“Chicago” (2016-17)

This was my first major foray into abstract painting. I had been interested in abstraction in high school and early in college, but I focused primarily on representational painting for several years after that.

(aside) I actually don’t like the binary of ‘representational’ vs ‘abstract’ painting. They are more similar than different, all painting is abstraction, most abstraction references something, etc … but I digress.

By 2014 and 2015, I was shifting into more gestural figurative/landscape painting, and by 2016 it had become primarily abstract. I was learning how to paint just for painting’s sake, without reliance on photos or references.

My goal here was to capture a sense of light, but without painting a “thing”. I painted intuitively, but didn't want to be too ethereal or fluffy. The key, I found, was that even my abstract paintings always needed to have either a narrative idea* OR some sort of physical impulse behind them. Basically, some form of clarity about what I was making.

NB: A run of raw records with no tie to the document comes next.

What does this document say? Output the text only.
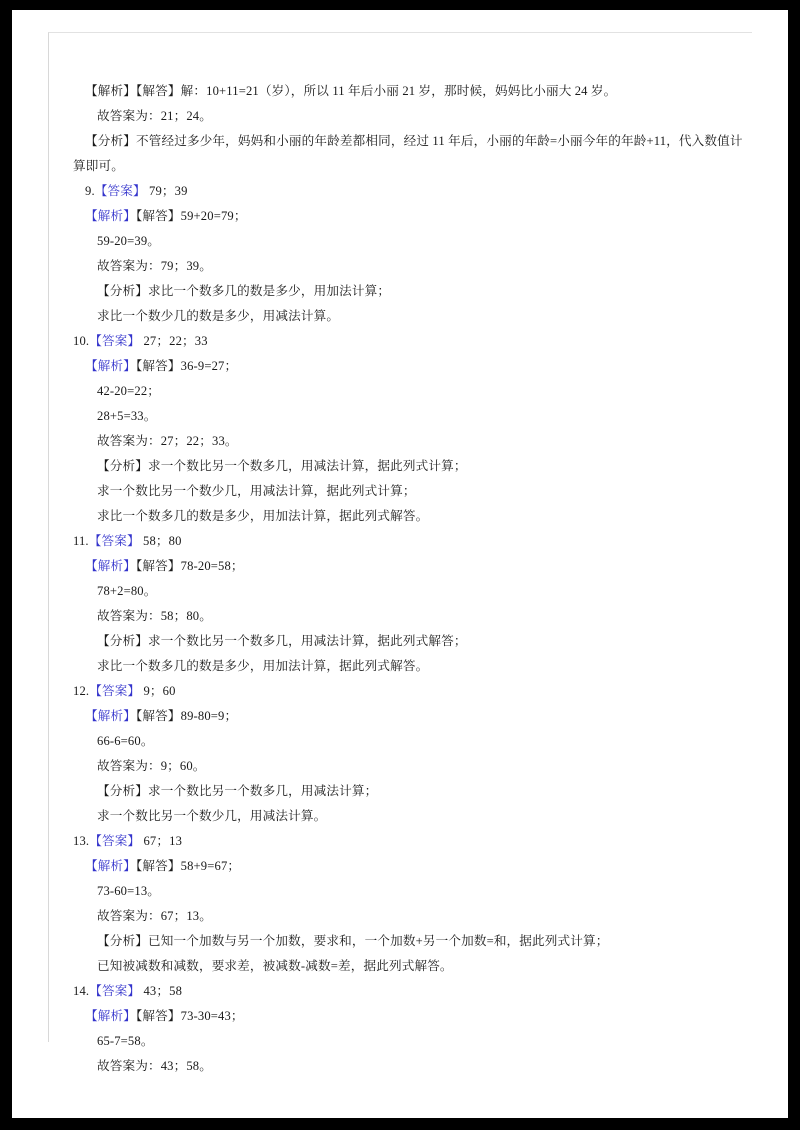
【解析】【解答】解：10+11=21（岁），所以 11 年后小丽 21 岁，那时候，妈妈比小丽大 24 岁。
故答案为：21；24。
【分析】不管经过多少年，妈妈和小丽的年龄差都相同，经过 11 年后，小丽的年龄=小丽今年的年龄+11，代入数值计
算即可。
9.【答案】 79；39
【解析】【解答】59+20=79；
59-20=39。
故答案为：79；39。
【分析】求比一个数多几的数是多少，用加法计算；
求比一个数少几的数是多少，用减法计算。
10.【答案】 27；22；33
【解析】【解答】36-9=27；
42-20=22；
28+5=33。
故答案为：27；22；33。
【分析】求一个数比另一个数多几，用减法计算，据此列式计算；
求一个数比另一个数少几，用减法计算，据此列式计算；
求比一个数多几的数是多少，用加法计算，据此列式解答。
11.【答案】 58；80
【解析】【解答】78-20=58；
78+2=80。
故答案为：58；80。
【分析】求一个数比另一个数多几，用减法计算，据此列式解答；
求比一个数多几的数是多少，用加法计算，据此列式解答。
12.【答案】 9；60
【解析】【解答】89-80=9；
66-6=60。
故答案为：9；60。
【分析】求一个数比另一个数多几，用减法计算；
求一个数比另一个数少几，用减法计算。
13.【答案】 67；13
【解析】【解答】58+9=67；
73-60=13。
故答案为：67；13。
【分析】已知一个加数与另一个加数，要求和，一个加数+另一个加数=和，据此列式计算；
已知被减数和减数，要求差，被减数-减数=差，据此列式解答。
14.【答案】 43；58
【解析】【解答】73-30=43；
65-7=58。
故答案为：43；58。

Notably, “Chicago” was a few years before my abstract work became explicitly oriented toward social justice. I was grappling with social justice issues outside of this work, and social issues had made their way into my figurative work, but I hadn’t yet connected these concepts to abstract painting.

*I adapted the phrase “narrative idea” directly from Cecily Brown’s “figural idea”. She talks about this, and the abstract/figurative binary, in her interview on The Louisiana Channel.